152. Il Protocollo sull’applicazione dei principi di sussidiarietà e di proporzionalità (115) prevede che l’azione a livello comunitario è giustificata se «gli obiettivi dell’azione proposta non possono essere sufficientemente realizzati con l’azione degli Stati membri nel quadro dei loro sistemi costituzionali nazionali e perciò possono dunque essere meglio conseguiti mediante l’azione da parte della Comunità». Esso fornisce altresì i seguenti principi guida da utilizzare nella verifica del rispetto di tale condizione: (i) la questione in esame presenta aspetti transnazionali che non possono essere disciplinati in maniera soddisfacente mediante l’azione degli Stati membri; (ii) le azioni dei soli Stati membri o la mancanza di un’azione comunitaria sarebbero in conflitto con le prescrizioni del Trattato o comunque pregiudicherebbero in modo rilevante gli interessi degli Stati membri; (iii) l’azione a livello comunitario produrrebbe evidenti vantaggi per la sua dimensione o i suoi effetti rispetto all’azione a livello di Stati membri.
153. Invito il legislatore comunitario e gli Stati membri a riflettere sull’applicazione dei suddetti criteri alla circolazione degli studenti tra gli Stati membri (116).
154. Infine, rammento che tra gli obiettivi della Comunità indicati all’art. 2 CE figura quello di promuovere la solidarietà tra gli Stati membri e che questi ultimi hanno un obbligo reciproco di leale collaborazione ai sensi dell’art. 10 CE (117).
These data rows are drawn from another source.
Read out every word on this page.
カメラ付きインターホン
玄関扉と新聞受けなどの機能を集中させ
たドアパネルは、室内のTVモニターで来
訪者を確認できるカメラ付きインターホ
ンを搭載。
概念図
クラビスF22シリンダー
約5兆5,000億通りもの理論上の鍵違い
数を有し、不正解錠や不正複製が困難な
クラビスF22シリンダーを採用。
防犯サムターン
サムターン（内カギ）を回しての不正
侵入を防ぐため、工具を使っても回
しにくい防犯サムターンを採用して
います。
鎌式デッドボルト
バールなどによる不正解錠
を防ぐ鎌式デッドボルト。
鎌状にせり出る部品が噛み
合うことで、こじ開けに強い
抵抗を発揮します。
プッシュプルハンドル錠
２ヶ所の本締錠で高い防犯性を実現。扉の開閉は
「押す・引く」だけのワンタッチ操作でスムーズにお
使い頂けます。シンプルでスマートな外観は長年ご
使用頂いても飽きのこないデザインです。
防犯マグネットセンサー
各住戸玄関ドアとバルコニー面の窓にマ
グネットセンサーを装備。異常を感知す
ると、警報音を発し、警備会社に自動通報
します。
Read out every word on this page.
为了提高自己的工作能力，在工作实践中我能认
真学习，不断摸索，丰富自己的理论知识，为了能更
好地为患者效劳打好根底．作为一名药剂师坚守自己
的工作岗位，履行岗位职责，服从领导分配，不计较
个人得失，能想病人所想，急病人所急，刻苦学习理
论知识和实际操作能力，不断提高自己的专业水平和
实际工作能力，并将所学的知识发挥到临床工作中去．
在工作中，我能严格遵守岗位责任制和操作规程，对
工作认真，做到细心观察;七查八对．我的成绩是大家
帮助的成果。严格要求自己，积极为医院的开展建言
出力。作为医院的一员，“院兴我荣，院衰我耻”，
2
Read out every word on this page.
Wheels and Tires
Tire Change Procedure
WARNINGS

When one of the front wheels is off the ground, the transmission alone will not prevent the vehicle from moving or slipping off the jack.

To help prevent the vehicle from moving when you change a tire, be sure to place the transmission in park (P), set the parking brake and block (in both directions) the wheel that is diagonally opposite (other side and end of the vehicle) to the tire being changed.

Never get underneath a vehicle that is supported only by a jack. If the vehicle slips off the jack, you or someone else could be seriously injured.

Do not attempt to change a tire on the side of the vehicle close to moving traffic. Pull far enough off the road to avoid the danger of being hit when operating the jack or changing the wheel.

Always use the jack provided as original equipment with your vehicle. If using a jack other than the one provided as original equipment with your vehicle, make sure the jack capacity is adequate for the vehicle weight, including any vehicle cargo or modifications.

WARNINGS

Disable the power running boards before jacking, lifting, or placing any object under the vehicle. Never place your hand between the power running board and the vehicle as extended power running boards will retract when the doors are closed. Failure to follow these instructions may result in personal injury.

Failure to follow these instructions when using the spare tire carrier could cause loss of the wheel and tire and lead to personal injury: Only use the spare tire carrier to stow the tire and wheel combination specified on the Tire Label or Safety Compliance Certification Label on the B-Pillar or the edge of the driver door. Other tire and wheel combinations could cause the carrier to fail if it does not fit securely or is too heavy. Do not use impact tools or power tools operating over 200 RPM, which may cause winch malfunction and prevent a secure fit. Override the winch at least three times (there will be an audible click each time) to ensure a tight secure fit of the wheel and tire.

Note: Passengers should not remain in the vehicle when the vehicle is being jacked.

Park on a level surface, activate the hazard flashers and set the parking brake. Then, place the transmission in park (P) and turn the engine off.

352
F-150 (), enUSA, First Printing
Ritengo che siffatte disposizioni siano assai pertinenti nel caso di specie. Laddove i modelli linguistici e le diverse politiche nazionali sull’accesso all’istruzione superiore incoraggino una mobilità particolarmente massiccia di studenti, che provoca reali difficoltà allo Stato membro ospitante, spetta sicuramente allo Stato membro ospitante e a quello di provenienza cercare attivamente una soluzione negoziata conforme al Trattato.
Conclusione
155. Conseguentemente, ritengo che le questioni pregiudiziali sottoposte dalla Cour Constitutionnelle (Belgio) debbano essere risolte come segue:
Questioni nn. 1 e 2
Gli artt. 12, primo comma, e 18, n. 1, CE, in combinato disposto con gli artt. 149, nn. 1 e 2, secondo trattino, e 150, n. 2, terzo trattino, CE devono essere interpretati nel senso che ostano a misure come quelle contenute nel Décret régulant le nombre d’étudiants dans certains cursus de premier cycle de l’enseignement supérieur emanate dalla Comunità francese del Belgio.
Questione n. 3
La presa in considerazione degli artt. 149, n. 1, in fine, CE e 13, n. 2, lett. c), del Patto internazionale sui diritti economici, sociali e culturali non influisce sulla soluzione delle prime due questioni.